Transport companies are moving in droves towards 5G-powered modernisation to access greater security, flexibility and further benefits brought about by cloud infrastructures.

5g transport industry

The findings surface out of new research conducted by analytics and threat detection firm, Accedian, which discovered that the overwhelming majority (92%) of transport and logistics enterprises are intending to deploy private 5G by 2024.

Private 5G networks offer greater capacity, a more robust signal and lower latency. For transportation based enterprises, this means optimised processes, such as scaled warehouse automation, enabled augmented reality and 4K drone inspections for improved quality of service.

But barriers still remain: transport enterprises are concerned about the management and deployment complexity of private 5G networks.

Despite these challenges, almost half of respondents (46%) noted they prefer to manage their own private 5G network in-house, rather than through an external partner. This means that mobile network operators need to act now to educate the market on the benefits of tapping an outside expert to manage a smooth transition to private 5G networks.

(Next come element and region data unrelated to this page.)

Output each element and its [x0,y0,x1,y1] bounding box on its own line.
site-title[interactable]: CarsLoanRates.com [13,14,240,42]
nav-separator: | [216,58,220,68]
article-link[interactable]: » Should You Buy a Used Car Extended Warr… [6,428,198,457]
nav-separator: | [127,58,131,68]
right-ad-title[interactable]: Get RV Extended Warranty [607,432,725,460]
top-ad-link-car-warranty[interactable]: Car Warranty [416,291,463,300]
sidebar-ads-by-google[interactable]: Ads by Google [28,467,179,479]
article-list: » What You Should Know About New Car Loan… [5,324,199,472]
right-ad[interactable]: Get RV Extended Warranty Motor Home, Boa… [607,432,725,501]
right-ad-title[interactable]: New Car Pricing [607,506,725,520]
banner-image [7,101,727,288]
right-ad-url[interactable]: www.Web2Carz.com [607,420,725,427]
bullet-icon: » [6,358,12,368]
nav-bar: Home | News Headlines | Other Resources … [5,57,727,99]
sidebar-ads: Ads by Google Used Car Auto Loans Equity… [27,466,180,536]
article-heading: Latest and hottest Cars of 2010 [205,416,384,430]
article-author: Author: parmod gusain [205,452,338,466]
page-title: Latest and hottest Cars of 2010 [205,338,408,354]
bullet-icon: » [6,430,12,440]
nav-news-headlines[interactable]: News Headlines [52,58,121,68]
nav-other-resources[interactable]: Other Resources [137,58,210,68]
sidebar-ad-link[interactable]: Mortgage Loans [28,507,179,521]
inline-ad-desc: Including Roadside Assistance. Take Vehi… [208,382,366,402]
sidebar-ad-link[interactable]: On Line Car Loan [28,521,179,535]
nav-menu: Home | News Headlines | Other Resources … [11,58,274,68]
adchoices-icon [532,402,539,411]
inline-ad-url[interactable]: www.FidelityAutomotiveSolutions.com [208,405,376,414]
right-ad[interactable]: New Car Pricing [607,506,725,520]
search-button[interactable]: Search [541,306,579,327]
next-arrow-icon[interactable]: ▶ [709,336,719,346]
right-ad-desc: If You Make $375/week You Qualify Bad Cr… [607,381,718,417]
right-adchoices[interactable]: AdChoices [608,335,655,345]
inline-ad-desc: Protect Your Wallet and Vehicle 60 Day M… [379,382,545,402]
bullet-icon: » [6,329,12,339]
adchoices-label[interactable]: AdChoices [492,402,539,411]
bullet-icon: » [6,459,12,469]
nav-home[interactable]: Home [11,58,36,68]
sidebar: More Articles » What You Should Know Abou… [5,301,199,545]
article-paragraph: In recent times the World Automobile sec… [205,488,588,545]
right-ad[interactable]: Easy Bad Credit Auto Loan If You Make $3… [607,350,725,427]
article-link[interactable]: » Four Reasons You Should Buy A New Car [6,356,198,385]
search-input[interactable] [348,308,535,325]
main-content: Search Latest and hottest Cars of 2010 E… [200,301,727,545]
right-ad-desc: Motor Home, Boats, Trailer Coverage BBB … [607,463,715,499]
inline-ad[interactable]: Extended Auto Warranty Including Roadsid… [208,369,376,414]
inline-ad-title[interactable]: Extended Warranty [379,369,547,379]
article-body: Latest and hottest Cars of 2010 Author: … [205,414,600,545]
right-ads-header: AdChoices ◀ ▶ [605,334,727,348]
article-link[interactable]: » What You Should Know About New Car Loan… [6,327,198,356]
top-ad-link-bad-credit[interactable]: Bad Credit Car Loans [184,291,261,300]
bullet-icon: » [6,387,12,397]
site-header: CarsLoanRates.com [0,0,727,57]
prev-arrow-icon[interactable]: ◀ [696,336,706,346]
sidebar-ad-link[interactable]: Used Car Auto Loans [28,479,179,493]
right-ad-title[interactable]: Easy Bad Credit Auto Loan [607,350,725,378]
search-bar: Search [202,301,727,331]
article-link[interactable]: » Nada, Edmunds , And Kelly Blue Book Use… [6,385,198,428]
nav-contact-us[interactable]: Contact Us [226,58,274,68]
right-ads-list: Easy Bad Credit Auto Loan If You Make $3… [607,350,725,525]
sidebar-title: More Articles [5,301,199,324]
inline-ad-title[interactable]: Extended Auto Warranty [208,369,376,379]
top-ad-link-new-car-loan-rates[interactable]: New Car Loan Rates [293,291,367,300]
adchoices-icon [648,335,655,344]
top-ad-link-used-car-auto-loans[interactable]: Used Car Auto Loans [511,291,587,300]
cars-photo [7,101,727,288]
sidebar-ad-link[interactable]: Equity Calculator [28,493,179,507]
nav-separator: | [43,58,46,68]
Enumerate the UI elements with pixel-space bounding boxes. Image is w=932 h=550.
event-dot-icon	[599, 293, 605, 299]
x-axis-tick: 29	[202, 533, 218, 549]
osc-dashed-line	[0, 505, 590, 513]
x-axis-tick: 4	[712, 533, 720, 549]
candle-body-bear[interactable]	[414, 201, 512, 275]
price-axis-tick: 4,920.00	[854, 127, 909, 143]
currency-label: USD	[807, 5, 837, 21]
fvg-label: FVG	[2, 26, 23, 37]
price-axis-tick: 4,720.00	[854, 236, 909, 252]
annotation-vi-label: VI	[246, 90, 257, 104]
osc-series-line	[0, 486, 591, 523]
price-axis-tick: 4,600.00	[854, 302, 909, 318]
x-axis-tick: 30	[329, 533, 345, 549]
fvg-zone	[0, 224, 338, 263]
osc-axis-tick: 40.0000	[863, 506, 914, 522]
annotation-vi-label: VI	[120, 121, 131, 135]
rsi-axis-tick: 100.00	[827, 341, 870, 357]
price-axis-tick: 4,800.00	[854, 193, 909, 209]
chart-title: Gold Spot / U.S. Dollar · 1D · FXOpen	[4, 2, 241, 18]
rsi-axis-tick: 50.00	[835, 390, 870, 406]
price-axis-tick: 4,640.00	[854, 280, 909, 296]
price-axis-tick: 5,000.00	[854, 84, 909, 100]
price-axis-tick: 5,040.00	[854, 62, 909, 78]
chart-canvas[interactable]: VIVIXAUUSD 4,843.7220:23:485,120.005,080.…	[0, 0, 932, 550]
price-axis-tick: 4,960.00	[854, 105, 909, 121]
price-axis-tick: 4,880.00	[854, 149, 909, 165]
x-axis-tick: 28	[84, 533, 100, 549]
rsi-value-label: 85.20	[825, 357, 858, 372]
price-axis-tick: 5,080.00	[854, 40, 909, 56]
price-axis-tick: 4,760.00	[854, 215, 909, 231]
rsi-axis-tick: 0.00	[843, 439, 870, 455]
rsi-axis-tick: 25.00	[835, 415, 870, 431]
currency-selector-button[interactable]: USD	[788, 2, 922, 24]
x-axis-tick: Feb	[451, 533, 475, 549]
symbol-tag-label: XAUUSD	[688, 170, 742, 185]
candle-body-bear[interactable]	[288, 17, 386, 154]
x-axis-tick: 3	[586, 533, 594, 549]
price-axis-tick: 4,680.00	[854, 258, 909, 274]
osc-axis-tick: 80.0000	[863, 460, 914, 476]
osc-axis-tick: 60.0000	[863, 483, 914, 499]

The research shows high awareness of 5G technology, however, as an emerging market that many enterprises are just starting to fully grasp, experts are keeping an eye on trends as the early adopters pave the way.

Sergio Bea, VP of Sales at Accedian, said:

“The transport industry will benefit from private 5G adoption with increased security, high reliability, and the support of cloud applications and advanced use cases. But planning to deploy and manage the advanced network in-house will make the challenges difficult to overcome.

“Our research helps service providers become strategic partners to enterprises, guiding them through the complexity of management so the intended benefits can become fully realised. It also helps us better prepare to accelerate and assist the adoption of 5G by our valuable Transport and Logistics customers.”

Accedian collaborated with Analysys Mason to survey just over 200 respondents from large enterprises in the US, Germany, UK and Japan across six verticals to gain insight into private 5G adoption. They found that the vast majority of respondents were motivated by security and the hope that 5G will be more secure with enhanced authentication and encryption features.

Higher reliability, support for mobile use cases, flexibility of deployment, and technology ecosystem maturity were cited for three out of four respondents as further important attributes for the transport sector.

Indeed, network security is rapidly rising to become the chief priority for the transport vertical’s high mobility requirements. Over three-quarters (77%) of respondents in the transport industry said they prefer a hybrid network model; 15% prefer a network slicing model while 8% are undecided.

When it came to challenges, respondents said that cost is the highest barrier to adoption across all types of network models; others include deployment difficulty for hybrid networks, limited ability to customize the network for network slicing and management complexity for dedicated private 5G.